Alors que vous admirez ce bâtiment riche en histoire, Louise vous expose les difficultés qu’elle a rencontrées en tant que femme dans un univers essentiellement masculin et le soutien financier dont elle a bénéficié de la part de sa ville natale. En 1887, soit deux ans après sa première exposition, la bourse remise par Ypres lui a permis de s'installer dans la Ville Lumière. Elle y a étudié dans des écoles privées, notamment à l’Académie Julian ou encore dans l’atelier du peintre belge Alfred Stevens –les femmes se voyant en ce temps refuser l'accès à l’enseignement artistique officiel. C’est en France, sur les conseils de Stevens, qu’elle a découvert le pastel, qui deviendra sa technique de prédilection. De son vivant, Louise a participé à de nombreux salons, où seules quelques femmes exposaient. Cela ne l’a pas empêchée de remporter, en 1904, la médaille d'or au Salon de Paris, sans doute le plus prestigieux de l'époque, pour son œuvre De Japanse Pop (La Poupée japonaise).

En suivant les directions indiquées par Louise, vous vous retrouvez devant son ancien atelier situé au 31 de la Boterstraat, qu’elle a occupé à son retour de France, en 1892. Elle a partagé celui-ci avec son beau-frère, Théodore Ceriez, artiste et directeur de l’Académie d’art d’Ypres. C’est Ceriez qui lui a donné goût à la peinture et lui a permis de développer son talent. Grâce à l’application, vous pouvez découvrir des photos de son atelier à Ypres ainsi que de celui qu’elle a plus tard occupé dans un bâtiment de style Art nouveau à Forest. Elle vous propose ensuite de traverser le parc du Touquet et d’emprunter en agréable sentier le long de l’eau.

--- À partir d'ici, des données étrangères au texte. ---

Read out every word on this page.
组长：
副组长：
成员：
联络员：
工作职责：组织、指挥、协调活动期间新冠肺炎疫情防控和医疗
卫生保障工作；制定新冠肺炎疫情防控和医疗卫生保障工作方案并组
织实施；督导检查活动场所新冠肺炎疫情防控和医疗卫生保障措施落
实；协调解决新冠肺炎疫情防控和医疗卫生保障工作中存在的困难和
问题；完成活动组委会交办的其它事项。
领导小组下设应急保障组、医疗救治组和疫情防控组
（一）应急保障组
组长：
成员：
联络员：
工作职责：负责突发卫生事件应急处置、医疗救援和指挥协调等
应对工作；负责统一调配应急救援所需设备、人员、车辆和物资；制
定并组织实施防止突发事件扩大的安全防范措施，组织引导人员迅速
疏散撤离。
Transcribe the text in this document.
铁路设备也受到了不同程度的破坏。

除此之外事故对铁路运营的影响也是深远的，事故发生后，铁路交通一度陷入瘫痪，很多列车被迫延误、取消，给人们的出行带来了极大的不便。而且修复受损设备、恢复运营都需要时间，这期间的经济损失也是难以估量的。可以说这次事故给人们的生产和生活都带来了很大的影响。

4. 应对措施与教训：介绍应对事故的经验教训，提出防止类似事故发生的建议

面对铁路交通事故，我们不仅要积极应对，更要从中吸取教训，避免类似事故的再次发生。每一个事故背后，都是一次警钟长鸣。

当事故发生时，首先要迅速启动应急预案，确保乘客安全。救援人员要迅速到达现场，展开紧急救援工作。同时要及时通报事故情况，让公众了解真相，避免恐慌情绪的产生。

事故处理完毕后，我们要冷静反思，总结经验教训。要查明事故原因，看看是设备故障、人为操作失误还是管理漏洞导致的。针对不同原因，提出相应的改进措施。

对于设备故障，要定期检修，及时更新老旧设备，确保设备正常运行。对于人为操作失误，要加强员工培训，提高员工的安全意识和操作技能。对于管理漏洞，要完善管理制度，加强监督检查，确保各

Les quatre installations suivantes attestent du succès qu'a rencontré De Hem en tant que portraitiste, notamment auprès des plus hautes sphères du pouvoir de l’époque, des religieuses aux militaires en passant par les maires. Les portraits de commande représentaient ainsi la majorité de son œuvre. Malgré sa popularité auprès de la bourgeoisie, il lui arrivait cependant également de mettre en scène la pauvreté ou encore l’injustice sociale.

Sur ce, Louise vous donne rendez-vous au Zaalhof (la Cour de la Salle), où se trouvait, à la fin du XIXe siècle, la célèbre École internationale d'équitation où s'entraînaient les officiers de cavalerie du monde entier. Cette place se remplissait souvent d’officiers qui défilaient dans leur uniforme de gala. Vous pouvez y admirer le portrait d’un jeune officier, et non des moindres, devenu attaché militaire à Washington.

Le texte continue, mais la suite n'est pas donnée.